The content is great, with one possible exception, and I will come back to this later. The intrigue is that it’s 9 months too late! The ‘setup’ in the letter is :

  • “Following your appointment with Mr Phillips..” – which happened over 5 months ago
  • “…you have attended the pre-assessment clinic…” – twice, once 4 months ago and once about a month ago

It seems that my Key Worker will “..aim to visit me while (I am) an inpatient…to complete an holistic assessment which looks at any needs (I) may have”, although as she may not see me during my inpatient stay “..I will contact you …2 weeks after your discharge for routine follow-up.” So she only aims to visit me and if she doesn’t then my holistic needs assessment will not get done (or might get done 2 weeks after discharge, I’m unsure). Now this might just be poor wording or it might be that I am not ‘guaranteed’ a visit and holistic assessment of my needs before I am discharged, which is slightly concerning.

And it also seems that I have to contact her when I get  date for surgery – how difficult is it for the hospital to let her know?!

Anyway, grump over and on to the material content. As I mentioned above, most of it is very helpful, or would have been had I been given it at diagnosis.

  • A good leaflet from MacMillan explaining about the pituitary and tumours (although the phrase “usually always benign” might need clarifying!).
  • A leaflet about my Key Worker, who I now read I can “…expect to be given soon after your diagnosis…”. Well, if 9 months is soon then there is no wonder the NHS is in a bit of a state.
  • A leaflet about the Leeds Specialist Pituitary Service and their Multi-Disciplinary approach.
  • A leaflet from The Pituitary Foundation – who I had earlier found to be a good source of information, although if you read this column regularly you might recall that I found their support group somewhat less than supportive.
  • Finally a leaflet which while informative raises a totally new issue to me about Steroid Replacement Therapy. The letter offers the leaflet on the basis that “…it is usual to be prescribed steroids following surgery…! Well that is news to me, indeed I recall a discussion in which I was told that, because it is a non-functioning tumour and i have few adverse symptoms, it was quite likely that I would not need any ongoing drug treatment. Does this nurse know something I don’t? Is this a standard letter issues without thought or consideration of the individual circumstances?

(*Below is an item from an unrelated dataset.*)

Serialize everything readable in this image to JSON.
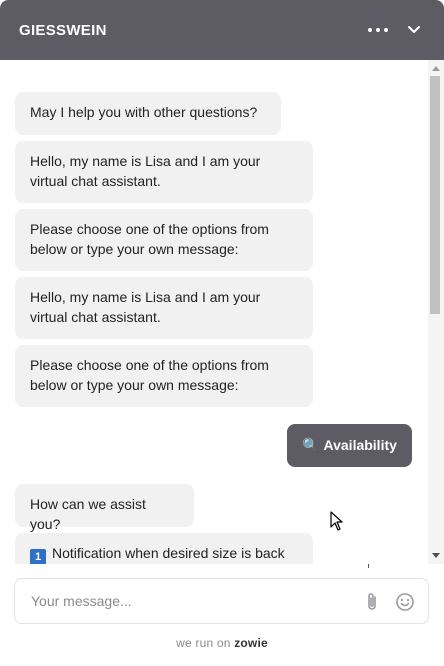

So here we are again, some great and helpful stuff mixed up with processes that don’t seem to recognise me as an individual and which raise new questions (will my key worker see me in hospital to plan an ‘holistic assessment’? Will I be prescribed steroids and if so how come nobody has previously mentioned a cortisol deficiency?)!

I’m pleased that I am going to have the opportunity to draw the whole saga to the attention of the powers that be in LTHT and highlight a few areas where improvements in the patient experience can be made.

Meanwhile, I have booked a flight to SW France for late March in anticipation of surgery in early April.

2 responses to “9 months too late!

  1. Hi Geoff. For me, following a blood test it was discovered that I was low on Cortisol with the tumour and it was not certain for me whether the removal of the tumour would cure this, not affect it, or make it worse. In the event, after the tumour was removed, I had a “Short Synacthen Test” which aimed to measure my Cortisol output and it wasn’t any better or worse than it was before the tumour (but the tumour had to come out to save further damage to my optic nerve). In my case, my Cortisol is way too low, so beyond doubt. So I now take Hydrocortison tablets forever.

    I think the paragraph around steriod replacement is just a catch-all for pituitary issues. Not everyone needs Hydrocortisone afterwards. Better to say this more clearly in the leaflet I think!

  2. Thanks for your comment Carl. My cortisol is OK and I agree, it is probably a standard paragraph – the challenge is that people are not standard, we are all individual patients and the sooner the administrators realise that the better.